Split over join

Ryan James Spencer

If you're a software developer, you've likely been there; the manic, not to mention frantic, working through complex input cases and systems interactions, all to fix or extend some potentially tiny bit of code. This sort of "global reasoning" is often considered business as usual for software systems at a certain size, and I'm genuinely surprised there isn't more active discussion around the tenants of local reasoning. In fact, some time back I was part of a meeting discussing what we, software developers, each felt was important for software quality. When it came my turn, I said "local reasoning" only to confused faces.

All that local reasoning means is that you can infer your code is correct using local information, without having to think about every input permutation or complex ordering of system processes or interfaces all fitting together. I find this to be a huge part of my toolkit of writing software of reasonable quality, and I believe in it enough that I started writing some articles and a talk on it.

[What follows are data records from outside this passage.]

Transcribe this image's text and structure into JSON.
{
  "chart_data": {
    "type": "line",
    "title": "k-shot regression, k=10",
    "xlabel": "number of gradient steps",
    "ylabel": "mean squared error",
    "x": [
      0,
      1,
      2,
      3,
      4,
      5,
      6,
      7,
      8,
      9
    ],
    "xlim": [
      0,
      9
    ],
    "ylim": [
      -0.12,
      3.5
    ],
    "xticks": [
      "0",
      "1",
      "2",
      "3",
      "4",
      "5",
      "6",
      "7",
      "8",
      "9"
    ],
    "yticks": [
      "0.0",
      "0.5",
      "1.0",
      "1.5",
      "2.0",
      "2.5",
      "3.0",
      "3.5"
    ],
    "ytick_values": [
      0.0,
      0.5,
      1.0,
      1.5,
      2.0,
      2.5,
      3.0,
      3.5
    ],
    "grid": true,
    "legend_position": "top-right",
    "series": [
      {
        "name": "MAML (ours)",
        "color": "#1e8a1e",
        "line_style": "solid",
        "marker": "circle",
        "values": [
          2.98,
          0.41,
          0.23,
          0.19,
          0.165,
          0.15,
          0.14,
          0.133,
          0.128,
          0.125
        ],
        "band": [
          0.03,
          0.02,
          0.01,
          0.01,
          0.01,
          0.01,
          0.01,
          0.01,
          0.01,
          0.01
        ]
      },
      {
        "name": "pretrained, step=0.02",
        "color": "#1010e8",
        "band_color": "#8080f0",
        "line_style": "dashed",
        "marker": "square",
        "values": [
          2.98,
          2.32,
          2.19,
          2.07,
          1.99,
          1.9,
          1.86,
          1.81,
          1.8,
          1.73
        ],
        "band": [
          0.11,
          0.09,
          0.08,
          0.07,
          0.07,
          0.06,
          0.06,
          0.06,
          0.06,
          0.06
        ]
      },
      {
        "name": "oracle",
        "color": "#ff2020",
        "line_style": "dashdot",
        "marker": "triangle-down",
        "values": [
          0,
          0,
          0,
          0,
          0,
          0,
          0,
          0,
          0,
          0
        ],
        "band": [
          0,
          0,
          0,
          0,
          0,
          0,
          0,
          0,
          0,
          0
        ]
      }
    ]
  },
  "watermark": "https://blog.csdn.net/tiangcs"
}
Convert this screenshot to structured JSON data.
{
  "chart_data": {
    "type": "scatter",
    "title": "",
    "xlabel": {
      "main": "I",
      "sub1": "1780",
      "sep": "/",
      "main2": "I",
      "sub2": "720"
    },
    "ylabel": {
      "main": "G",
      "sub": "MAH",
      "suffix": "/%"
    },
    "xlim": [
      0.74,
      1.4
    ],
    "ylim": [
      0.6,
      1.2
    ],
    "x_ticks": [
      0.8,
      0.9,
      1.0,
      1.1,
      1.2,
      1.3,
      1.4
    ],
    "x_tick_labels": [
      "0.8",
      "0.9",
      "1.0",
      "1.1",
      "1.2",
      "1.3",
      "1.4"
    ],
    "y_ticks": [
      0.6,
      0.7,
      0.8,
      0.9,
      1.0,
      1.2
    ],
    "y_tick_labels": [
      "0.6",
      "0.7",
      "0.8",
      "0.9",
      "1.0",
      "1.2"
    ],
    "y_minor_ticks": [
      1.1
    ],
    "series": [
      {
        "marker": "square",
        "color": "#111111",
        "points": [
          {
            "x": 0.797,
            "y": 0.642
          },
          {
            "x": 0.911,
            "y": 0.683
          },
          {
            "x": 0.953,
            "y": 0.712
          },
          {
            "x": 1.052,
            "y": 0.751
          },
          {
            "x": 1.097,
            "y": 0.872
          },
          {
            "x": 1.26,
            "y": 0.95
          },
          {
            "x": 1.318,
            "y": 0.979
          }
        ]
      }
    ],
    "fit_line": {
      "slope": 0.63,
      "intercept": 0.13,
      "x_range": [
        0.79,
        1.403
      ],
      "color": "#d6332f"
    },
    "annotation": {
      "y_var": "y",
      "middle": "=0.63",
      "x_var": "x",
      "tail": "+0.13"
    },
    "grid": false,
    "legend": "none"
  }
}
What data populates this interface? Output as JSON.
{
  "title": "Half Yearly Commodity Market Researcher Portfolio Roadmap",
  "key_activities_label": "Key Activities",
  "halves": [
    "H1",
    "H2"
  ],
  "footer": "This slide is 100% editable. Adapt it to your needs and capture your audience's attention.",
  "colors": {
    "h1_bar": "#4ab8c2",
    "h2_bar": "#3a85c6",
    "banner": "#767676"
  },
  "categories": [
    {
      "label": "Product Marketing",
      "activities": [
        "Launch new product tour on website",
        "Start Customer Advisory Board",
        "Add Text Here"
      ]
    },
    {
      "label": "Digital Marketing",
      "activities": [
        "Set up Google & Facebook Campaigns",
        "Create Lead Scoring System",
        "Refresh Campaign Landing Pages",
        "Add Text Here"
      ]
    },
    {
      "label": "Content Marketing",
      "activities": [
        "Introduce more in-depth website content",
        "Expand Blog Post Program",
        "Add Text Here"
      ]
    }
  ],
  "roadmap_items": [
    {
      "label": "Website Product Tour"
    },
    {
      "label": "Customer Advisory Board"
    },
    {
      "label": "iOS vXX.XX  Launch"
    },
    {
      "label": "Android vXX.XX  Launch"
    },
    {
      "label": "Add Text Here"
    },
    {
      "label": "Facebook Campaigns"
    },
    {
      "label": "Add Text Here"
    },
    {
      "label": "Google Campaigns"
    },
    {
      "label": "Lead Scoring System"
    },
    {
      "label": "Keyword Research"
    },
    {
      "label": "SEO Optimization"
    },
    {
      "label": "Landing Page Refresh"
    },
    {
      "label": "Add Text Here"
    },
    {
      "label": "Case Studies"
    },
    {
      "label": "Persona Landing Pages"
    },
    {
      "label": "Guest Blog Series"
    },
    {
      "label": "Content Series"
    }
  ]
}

Part of local reasoning is being able to do what's called case analysis where we can implement and reason about individual situations; for example, if we had a vending machine, we might want to process the steps individually, such that if we're in a "vendoring" stage, we wouldn't want to think about the "payment processing" stage sets, or vice versa.

And while I love local reasoning, this article isn't where I go over those foundations. Instead, I wanted to talk about the software design pattern of favoring splitting out cases and over trying to prematurely generalize. I like to call this "joining" code as generalized cases are better thought as trying to join together several special cases by finding the common points, but when we rush into a general implementation, we may not understand enough of that common surface area, and mistake the one or two cases we have as being representative of the larger population.

Why do we generalize in the first place? Many developers are told "don't repeat yourself" but forget this advice is for refactoring after the code is in place; identifying the places where we've split things out, where the same thing is largely being said, but in insiduously different ways that can lead to bugs. We are also ushered to consider joint abstractions early on, where we can model multiple things under a canonical notion or concept, but, as with software, splitting and joining is cheaper than prematurely joining and having to tease apart ex post facto. Teasing apart is a sharp corner that leads us down complicated, highly orchestrated migrations, the kind that take months, if not years, to finalise, if and only if they manage to not get stalled! This is partly why, although joining is cheap, joining is not always a reversible decision.

Summarily:

  • Splitting is cheaper than teasing apart premature general abstractions
  • Joining is cheap and easy once we have enough specific cases to identify the common points between many cases. Some suggest three as a good number for when to trigger this conversion.
  • Local reasoning is awesome, and case analysis is but one part of the foundations that which allow us to reason about code sanely without having to tear our hair out about every imaginable configuration of state, inputs, or system interactions. Each specific case we reason about is isolated from other cases. Splitting out is similarly about identifying the concepts that can be isolated and, well, isolating them.